*I originally wrote about this in 2005, based on a real life event.
Recently, a Facebook status gone wrong alarmed me that people are still thinking and acting like drink pimps and drink whores.
An ignominious idiot posted as her status: “Men will buy their boy a drink at the club quicker than they will buy a lady a drink in the club! Really which one are you trying to (have sex with)?”
To which I replied: “Well, you have to ask the unasked question, which is: “Really? I can have sex for a drink?” Then, you have the answer, which is another question: “Who is trying to have sex with a drink?” In addition, some men don’t like buying women drinks because of all the stigma and hype around it. I remember when it was super cool and laid back–you bought a woman a drink because you WANTED to, not because there was an expectation. I don’t really club anymore, but when I do, I don’t have a problem buying a drink for my homeboys or for women I WANT to buy drinks for. I ain’t trying to have sex with nobody with a drink.”
The troll went BALLISTIC and her friends started a feeding frenzy!
I deleted that idiot.
It’s astonishing to me that in 2013, people are still pursuing the same ill behavior with no signs of diminishing.
Therefore, I’ve decided to re-visit the original piece.
It was a Saturday night during my fraternity’s convention. One of my brothers called me over to a table in the hotel bar to help him keep six women company.
I slid right in between two of them and struck up a conversation. For fifteen minutes, we were having a good time. And then it happened.
One of the ladies sitting across from me with a really bad weave asked if I was buying a round of drinks for everyone since my fraternity brother had done so. I politely declined and attempted to go back to the conversation, which did not include her.
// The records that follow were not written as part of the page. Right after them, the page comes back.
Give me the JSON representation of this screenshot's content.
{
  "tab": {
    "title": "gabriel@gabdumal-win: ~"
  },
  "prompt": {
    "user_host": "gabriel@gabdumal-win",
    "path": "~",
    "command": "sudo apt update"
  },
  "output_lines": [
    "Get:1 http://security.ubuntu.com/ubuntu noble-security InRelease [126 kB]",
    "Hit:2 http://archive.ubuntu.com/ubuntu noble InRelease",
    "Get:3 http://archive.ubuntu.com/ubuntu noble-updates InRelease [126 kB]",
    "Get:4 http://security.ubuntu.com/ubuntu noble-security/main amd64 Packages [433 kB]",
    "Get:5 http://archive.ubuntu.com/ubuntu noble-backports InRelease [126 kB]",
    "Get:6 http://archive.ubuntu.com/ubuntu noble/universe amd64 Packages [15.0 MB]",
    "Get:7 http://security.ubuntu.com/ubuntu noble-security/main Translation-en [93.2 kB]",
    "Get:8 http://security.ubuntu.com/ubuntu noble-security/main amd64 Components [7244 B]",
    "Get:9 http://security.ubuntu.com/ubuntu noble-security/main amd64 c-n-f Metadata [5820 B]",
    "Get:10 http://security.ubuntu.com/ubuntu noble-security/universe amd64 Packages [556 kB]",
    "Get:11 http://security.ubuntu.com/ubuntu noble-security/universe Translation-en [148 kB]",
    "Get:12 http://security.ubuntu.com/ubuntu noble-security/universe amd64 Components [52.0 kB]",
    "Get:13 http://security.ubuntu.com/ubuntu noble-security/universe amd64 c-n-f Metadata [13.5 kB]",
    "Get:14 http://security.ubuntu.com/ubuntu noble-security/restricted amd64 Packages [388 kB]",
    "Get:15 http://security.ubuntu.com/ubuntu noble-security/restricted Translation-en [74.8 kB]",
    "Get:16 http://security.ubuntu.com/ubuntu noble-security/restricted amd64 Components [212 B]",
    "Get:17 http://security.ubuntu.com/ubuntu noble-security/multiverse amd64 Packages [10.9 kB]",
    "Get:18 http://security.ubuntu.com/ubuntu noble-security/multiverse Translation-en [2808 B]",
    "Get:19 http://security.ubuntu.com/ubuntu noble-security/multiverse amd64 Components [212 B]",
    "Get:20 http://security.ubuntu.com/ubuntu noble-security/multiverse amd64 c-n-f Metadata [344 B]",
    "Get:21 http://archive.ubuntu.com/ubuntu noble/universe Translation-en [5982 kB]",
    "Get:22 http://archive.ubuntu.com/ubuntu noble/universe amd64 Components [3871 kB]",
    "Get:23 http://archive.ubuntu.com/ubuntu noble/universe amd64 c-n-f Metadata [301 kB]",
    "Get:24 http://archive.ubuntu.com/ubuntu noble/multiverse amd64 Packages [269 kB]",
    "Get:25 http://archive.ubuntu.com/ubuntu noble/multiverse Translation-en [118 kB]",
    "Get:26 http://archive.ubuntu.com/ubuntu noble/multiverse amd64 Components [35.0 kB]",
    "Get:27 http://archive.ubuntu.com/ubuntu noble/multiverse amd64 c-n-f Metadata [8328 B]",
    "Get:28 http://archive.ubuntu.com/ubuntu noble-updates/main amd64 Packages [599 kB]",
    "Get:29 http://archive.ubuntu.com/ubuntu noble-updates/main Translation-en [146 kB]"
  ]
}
Instead of taking “no” for an answer, she kept insisting and, eventually, another one joined her.
Acting as the group’s representative, she insisted that I had no business taking up their time if I didn’t intend to buy a round of drinks. I asked her if she was a drink pimp, since she was attempting to extract a drink from me as the price of conversation with her friends. But not even the insult stopped her and not one of the ladies spoke against the drink pimpin’.
I decided that since “no” wasn’t good enough, perhaps any old answer would do—even an experiment in social behavior.
I gave a simple reply to the demands: “Order whatever you like.” I knew that some would take it as a “yes,” but I also made certain that I didn’t say anything about paying–I just told them they could order whatever they wanted.
Immediately following my reply, I moved on to another group of people. The ladies secured their drinks, and began to move as well, but not before sending the waitress my way with the check.
Instead of paying nearly seventy dollars for alcohol for six people I didn’t know and didn’t offer anything to, I informed the waitress that I never made an offer to pay for anything and that she should pursue the people who were actually enjoying the drinks.
Of course, the women were mortified, as revealed by the looks on their faces.
Needless to say, there was a mad scramble as the broke drink pimps counted nickels and pennies to pay for drinks they never would have ordered on their own. An expensive lesson, but hopefully, a lesson learned.
The one with the really bad weave also had a really bad attitude. She came back to me later and called me a cheap punk for not paying for the drinks. I laughed at her and admonished that she should stop drink pimpin’ since she was obviously a bad drink whore, and that she should at least inform men when they approach her to talk, that the meter is running.
Sadly, the story traveled the nation and eventually came back to me. These nasty drink pimps put my integrity to the question, telling anyone who would listen that I was too cheap to pay for drinks, but they never let anyone know that they were basically whoring their time for drinks and got caught out there.
The moral of the story is that even if you think that it is “traditional,” “old fashioned,” or whatever else, it’s still a good idea to wait until a man offers before you insist that he spend money on you.
I refuse to be a drink trick, and I will always refuse to do business with drink pimps.
It reminds me of an old school song: Still crazy…and still pimpin after all these years.”